Taking to his Truth Social to hyper ventilate his grievance against the judge for virtually gagging him, Trump said "highly partisan" and "very biased and unfair", citing as evidence a statement she made during the sentencing of a woman who participated in the mob that breached the Capitol on January 6, 2021.
Trump slammed the judge presiding over his newest criminal case early Monday, testing her three day old warning that he refrain from "inflammatory" attacks against those involved in his case.
In a Truth Social post just before 1 a.m., Trump assailed US District Court Judge Tanya Chutkan saying, "She obviously wants me behind bars".
Trump alluded to Chutkan's remark during the October 2022 sentencing of Christine Priola of Ohio. Chutkan had then admonished Priola, before sentencing her to 15 months in jail, on the January 6 mob's threat to the peaceful transfer of power.
"I see the videotapes. I see the footage of the flags and the signs that people were carrying and the hats that they were wearing, and the garb," Chutkan had said as per Policio, a leading news network.
"And the people who mobbed that Capitol were there in fealty, in loyalty to one man, not to the Constitution, of which most of the people who come before me seem woefully ignorant; not to the ideals of this county and not to the principles of democracy. It's blind loyalty to one person who, by the way, remains free to this day," Chutkan had observed in her sentencing of Priola, media reports said.

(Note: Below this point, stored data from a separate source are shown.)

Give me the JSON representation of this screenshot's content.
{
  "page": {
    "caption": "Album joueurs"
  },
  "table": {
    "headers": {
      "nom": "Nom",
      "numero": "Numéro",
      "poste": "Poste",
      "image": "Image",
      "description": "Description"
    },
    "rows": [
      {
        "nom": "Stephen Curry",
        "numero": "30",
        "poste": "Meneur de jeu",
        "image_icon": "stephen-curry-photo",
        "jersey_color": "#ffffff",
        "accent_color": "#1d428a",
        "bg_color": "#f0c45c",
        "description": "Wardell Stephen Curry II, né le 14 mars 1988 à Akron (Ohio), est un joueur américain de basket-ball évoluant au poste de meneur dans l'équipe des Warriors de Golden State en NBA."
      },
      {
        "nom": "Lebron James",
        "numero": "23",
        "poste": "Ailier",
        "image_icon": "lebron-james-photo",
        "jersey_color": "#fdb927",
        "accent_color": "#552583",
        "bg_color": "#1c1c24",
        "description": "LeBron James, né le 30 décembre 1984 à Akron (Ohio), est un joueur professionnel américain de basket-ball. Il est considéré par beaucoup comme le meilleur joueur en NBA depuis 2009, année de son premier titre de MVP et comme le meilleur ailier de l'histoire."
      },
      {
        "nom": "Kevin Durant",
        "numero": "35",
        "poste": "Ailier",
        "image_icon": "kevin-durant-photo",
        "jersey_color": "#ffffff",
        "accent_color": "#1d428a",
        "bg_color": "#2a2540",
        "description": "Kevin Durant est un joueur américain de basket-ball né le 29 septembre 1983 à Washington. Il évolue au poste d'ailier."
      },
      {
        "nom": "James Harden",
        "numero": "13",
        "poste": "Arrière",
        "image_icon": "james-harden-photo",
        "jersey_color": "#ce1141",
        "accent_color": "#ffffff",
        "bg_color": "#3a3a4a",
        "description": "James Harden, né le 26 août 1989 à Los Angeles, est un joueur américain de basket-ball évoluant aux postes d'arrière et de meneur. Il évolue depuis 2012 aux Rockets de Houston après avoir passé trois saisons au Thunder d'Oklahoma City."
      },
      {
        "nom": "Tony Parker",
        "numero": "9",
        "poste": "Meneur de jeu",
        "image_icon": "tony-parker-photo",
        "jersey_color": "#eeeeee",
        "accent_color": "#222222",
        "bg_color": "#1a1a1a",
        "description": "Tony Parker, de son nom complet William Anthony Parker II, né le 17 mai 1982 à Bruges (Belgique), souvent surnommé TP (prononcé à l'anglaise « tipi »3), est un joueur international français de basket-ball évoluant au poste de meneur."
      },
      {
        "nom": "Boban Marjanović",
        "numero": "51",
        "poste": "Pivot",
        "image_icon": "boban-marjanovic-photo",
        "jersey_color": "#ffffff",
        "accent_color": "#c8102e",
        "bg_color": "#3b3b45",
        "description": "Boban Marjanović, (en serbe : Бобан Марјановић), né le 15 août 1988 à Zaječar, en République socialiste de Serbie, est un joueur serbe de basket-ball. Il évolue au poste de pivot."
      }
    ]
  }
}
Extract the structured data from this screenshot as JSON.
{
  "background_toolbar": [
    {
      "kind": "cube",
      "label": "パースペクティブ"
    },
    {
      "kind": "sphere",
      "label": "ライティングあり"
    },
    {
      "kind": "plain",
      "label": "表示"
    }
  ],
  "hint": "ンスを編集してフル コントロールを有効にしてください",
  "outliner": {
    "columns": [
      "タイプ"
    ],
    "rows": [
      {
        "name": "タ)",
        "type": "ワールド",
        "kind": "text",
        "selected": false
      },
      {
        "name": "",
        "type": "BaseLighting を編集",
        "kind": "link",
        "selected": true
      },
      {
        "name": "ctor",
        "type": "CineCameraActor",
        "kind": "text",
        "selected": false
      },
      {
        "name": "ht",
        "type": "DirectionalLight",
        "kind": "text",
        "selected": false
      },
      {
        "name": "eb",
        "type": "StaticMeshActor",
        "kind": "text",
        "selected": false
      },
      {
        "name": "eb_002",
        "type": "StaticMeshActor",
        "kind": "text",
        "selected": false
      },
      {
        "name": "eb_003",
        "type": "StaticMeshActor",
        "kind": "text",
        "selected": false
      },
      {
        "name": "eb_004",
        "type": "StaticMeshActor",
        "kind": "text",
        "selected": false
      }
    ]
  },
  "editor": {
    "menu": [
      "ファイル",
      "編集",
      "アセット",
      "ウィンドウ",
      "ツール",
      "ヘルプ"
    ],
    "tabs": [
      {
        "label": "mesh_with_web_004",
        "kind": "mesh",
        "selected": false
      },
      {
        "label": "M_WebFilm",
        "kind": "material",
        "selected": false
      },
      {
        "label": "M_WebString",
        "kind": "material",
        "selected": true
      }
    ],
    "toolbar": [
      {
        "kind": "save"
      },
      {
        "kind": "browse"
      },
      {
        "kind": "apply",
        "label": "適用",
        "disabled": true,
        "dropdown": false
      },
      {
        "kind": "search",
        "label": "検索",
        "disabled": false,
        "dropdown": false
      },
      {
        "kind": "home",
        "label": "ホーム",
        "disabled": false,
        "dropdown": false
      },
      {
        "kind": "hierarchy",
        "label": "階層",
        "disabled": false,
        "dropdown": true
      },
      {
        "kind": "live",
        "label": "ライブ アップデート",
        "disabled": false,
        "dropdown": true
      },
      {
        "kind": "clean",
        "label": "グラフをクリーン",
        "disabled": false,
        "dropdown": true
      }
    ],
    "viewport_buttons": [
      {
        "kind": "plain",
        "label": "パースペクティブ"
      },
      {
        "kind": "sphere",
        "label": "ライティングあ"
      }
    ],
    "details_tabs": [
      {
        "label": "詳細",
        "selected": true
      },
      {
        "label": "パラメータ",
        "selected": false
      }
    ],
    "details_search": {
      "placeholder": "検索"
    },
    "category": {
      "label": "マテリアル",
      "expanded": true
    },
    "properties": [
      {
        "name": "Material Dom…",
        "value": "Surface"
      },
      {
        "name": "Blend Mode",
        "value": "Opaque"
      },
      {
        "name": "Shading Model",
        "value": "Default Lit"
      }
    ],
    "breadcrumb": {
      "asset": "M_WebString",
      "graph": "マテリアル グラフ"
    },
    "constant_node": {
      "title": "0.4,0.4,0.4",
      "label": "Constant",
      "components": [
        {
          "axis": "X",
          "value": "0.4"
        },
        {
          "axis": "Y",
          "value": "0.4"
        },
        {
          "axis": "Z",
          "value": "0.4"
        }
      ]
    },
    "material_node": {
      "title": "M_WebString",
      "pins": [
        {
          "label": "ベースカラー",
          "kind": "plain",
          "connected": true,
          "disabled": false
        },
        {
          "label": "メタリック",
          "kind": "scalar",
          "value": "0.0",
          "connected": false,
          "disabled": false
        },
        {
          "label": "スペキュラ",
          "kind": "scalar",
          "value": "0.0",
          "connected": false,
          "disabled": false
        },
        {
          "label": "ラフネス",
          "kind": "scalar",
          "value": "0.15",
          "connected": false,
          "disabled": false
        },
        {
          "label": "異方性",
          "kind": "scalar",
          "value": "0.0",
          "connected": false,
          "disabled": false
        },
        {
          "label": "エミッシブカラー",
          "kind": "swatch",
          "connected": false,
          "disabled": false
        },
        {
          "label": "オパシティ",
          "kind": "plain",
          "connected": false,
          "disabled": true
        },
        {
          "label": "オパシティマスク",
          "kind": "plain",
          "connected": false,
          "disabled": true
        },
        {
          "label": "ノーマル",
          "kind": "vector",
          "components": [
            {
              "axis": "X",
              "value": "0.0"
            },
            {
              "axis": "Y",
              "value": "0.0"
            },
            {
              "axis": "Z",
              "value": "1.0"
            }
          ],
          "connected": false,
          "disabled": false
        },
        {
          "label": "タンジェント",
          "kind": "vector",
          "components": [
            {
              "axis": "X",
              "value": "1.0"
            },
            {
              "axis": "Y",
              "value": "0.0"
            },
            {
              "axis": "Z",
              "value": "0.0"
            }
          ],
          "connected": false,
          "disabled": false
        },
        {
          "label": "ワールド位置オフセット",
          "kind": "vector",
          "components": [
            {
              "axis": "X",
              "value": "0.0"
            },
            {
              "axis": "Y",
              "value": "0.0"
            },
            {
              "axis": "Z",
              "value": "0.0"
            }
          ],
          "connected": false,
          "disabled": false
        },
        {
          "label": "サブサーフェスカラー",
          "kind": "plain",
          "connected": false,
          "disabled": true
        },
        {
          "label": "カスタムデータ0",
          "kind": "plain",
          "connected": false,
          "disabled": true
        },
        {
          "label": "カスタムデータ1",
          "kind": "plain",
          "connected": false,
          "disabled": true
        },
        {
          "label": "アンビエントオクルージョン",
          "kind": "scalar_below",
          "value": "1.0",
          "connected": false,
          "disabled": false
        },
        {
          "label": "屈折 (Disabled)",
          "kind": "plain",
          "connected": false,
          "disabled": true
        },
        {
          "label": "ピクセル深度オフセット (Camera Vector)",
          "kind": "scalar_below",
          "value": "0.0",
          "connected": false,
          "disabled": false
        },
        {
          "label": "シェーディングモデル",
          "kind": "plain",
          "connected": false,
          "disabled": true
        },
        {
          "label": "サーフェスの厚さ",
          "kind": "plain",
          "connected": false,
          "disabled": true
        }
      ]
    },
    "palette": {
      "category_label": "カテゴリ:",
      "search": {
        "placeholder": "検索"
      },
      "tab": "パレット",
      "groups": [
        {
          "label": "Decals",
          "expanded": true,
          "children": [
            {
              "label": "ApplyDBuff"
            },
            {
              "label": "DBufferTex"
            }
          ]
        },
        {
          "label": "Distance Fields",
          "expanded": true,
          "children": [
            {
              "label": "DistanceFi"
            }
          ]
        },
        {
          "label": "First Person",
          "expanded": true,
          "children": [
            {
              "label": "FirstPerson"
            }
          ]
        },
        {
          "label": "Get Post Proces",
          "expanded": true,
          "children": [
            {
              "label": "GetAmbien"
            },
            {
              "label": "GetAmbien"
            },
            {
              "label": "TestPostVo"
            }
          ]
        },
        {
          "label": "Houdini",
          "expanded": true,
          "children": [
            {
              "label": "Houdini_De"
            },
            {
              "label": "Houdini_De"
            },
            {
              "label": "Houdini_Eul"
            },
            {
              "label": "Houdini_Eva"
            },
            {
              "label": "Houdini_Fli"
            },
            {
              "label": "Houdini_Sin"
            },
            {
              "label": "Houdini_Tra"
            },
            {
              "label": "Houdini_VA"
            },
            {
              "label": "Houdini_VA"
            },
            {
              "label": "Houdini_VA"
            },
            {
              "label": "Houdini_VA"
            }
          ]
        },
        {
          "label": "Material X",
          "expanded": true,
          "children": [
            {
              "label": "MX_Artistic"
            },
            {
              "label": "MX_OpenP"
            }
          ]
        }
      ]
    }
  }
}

Most judges in the US have been quick to share her sentiments on the January 6 event and while some have expressed discomfort over punishing rioters -- who had been hoodwinked about the election verdict by Trump and sent to the Capitol with a warning that their country was being stolen and their livelihoods were in danger.
During the latest hearing on Friday, Chutkan, an appointee to the bench in 2014 by the then President Barack Obama, and followed by a unanimous confirmation by the senate, has reiterated politics in her courtroom in Trump's proceedings will not be tolerated.
She warned Trump, with a history of attacking judges in public, prosecutors and those arrayed against him as witnesses, that his inflammatory remarks could force her to speed up his criminal trial.
"I caution you and your client to take special care in your public statements about this case," Chutkan told Trump's lawyer John Lauro during the hearing.
"I will take whatever measures are necessary to safeguard the integrity of these proceedings."